More than 40 climate and environmental organisations joined farmers’ groups and consumer and animal rights activists to rail against a Common Agricultural Policy “in service of corporations” under the slogan: “We are sick of it.”

The EU’s agricultural subsidies amounted to almost €59 billion (£52bn) last year, but demonstrators say the payments are misdirected and should be deployed to “avert further farmyard closures and rural village die-off” rather than boost corporate profits.
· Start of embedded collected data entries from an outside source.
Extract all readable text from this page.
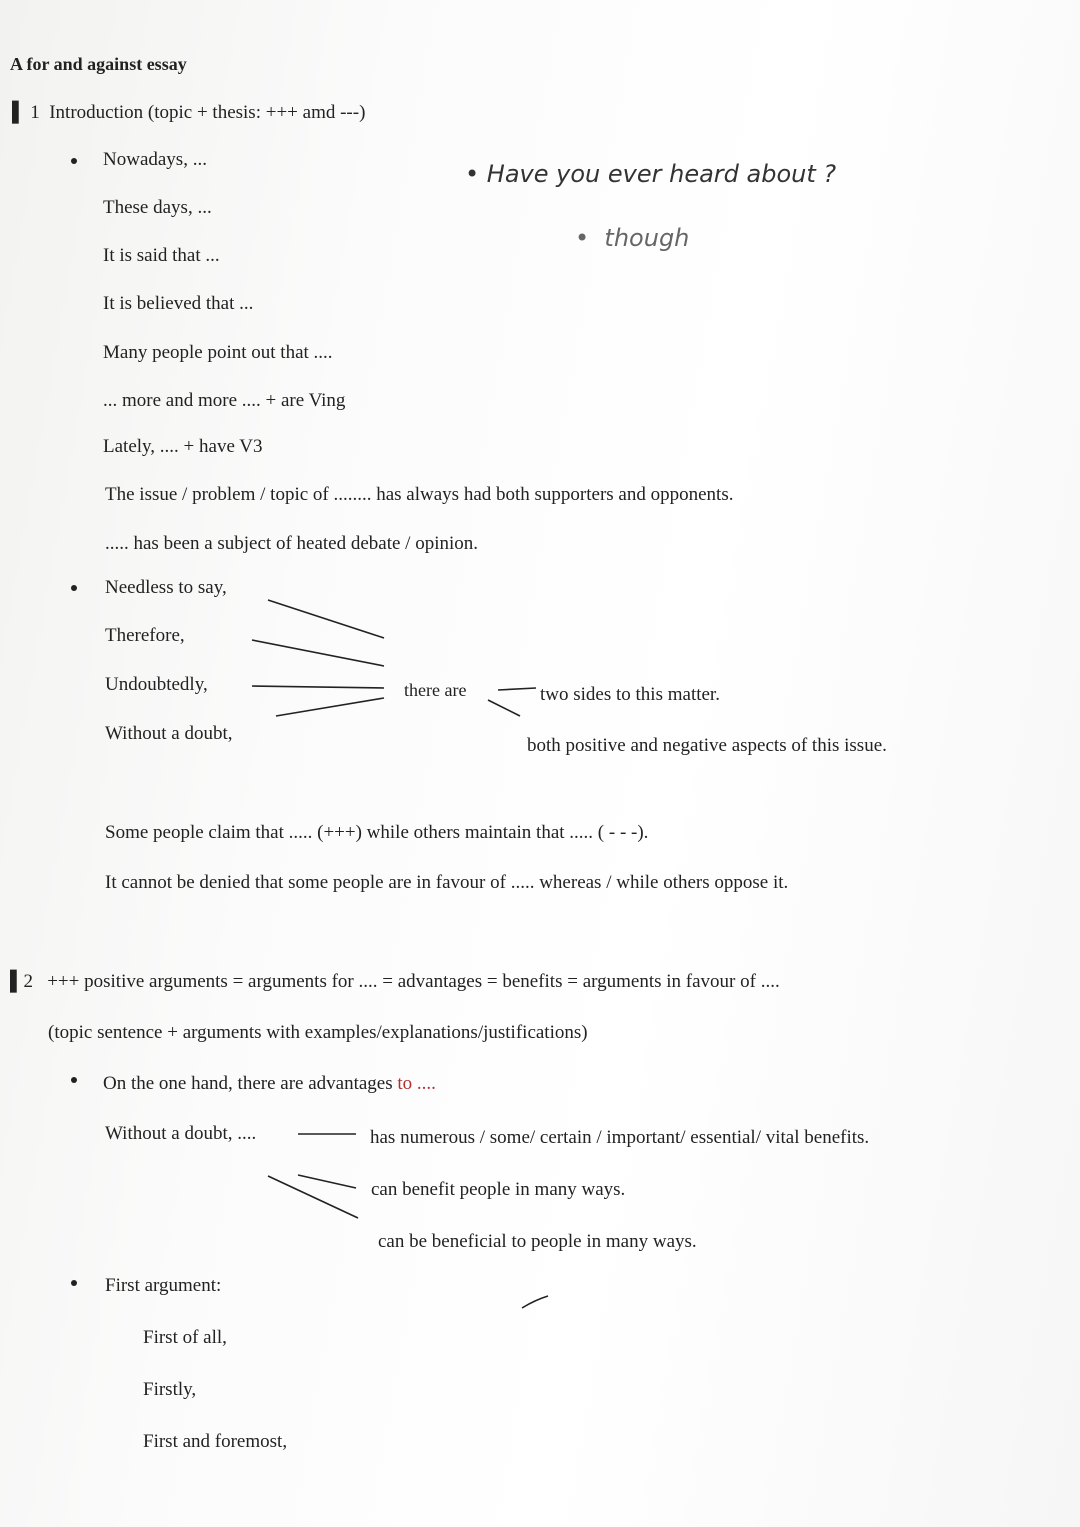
A for and against essay
▌ 1 Introduction (topic + thesis: +++ amd ---)
Nowadays, ...
These days, ...
It is said that ...
It is believed that ...
Many people point out that ....
... more and more .... + are Ving
Lately, .... + have V3
The issue / problem / topic of ........ has always had both supporters and opponents.
..... has been a subject of heated debate / opinion.
• Have you ever heard about ?
•  though
Needless to say,
Therefore,
Undoubtedly,
Without a doubt,
there are	two sides to this matter.
both positive and negative aspects of this issue.
Some people claim that ..... (+++) while others maintain that ..... ( - - -).
It cannot be denied that some people are in favour of ..... whereas / while others oppose it.
▌2 +++ positive arguments = arguments for .... = advantages = benefits = arguments in favour of ....
(topic sentence + arguments with examples/explanations/justifications)
On the one hand, there are advantages to ....
Without a doubt, ....	has numerous / some/ certain / important/ essential/ vital benefits.
can benefit people in many ways.
can be beneficial to people in many ways.
First argument:
First of all,
Firstly,
First and foremost,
Because farmers receive subsidies per hectare, the biggest landowners get the biggest handouts.

German socialist daily Junge Welt said the protest aimed to challenge a “romanticised image of traditional farming.”

It quoted a report jointly produced by Oxfam, the environmentalist Boll Foundation and the Rosa Luxemburg Foundation that noted: “Many do not know that large parts of the food sector are divided between a few groups.”

It warned: “Profit is the reason for intensified competition, price wars, the use of pesticides such as glyphosate, the destruction of nature and ‘cheap meat’.”

Environmental campaigners condemned an EU decision at the end of 2017 to relicense glyphosate for use for another five years despite mounting evidence that it causes cancer.

Last year Monsanto was ordered to pay nearly $300 million (£233m) to a man after a US court concluded that he had developed cancer as a result of using the chemical giant’s glyphosate-containing Roundup weedkiller, while the herbicide has also been linked to a rise in gluten intolerance.

But on Wednesday Green MEPs blocked an amendment calling for it to be banned after agreeing a deal with the right-wing European People’s Party parliamentary bloc to support a list of recommendations on pesticide use that will be submitted to the European Commission for consideration.

Though German Green co-leader Robert Harbeck said the key was changing consumption — “we have to get away from the habit of cramming calories as quickly as possible” — Junge Welt warned that “‘green’ consumption and lifestyle veganism have changed little, and sometimes the meat companies simply use it to expand their product range.” It said the real fight was with agribusiness and for a redesign of the Common Agricultural Policy.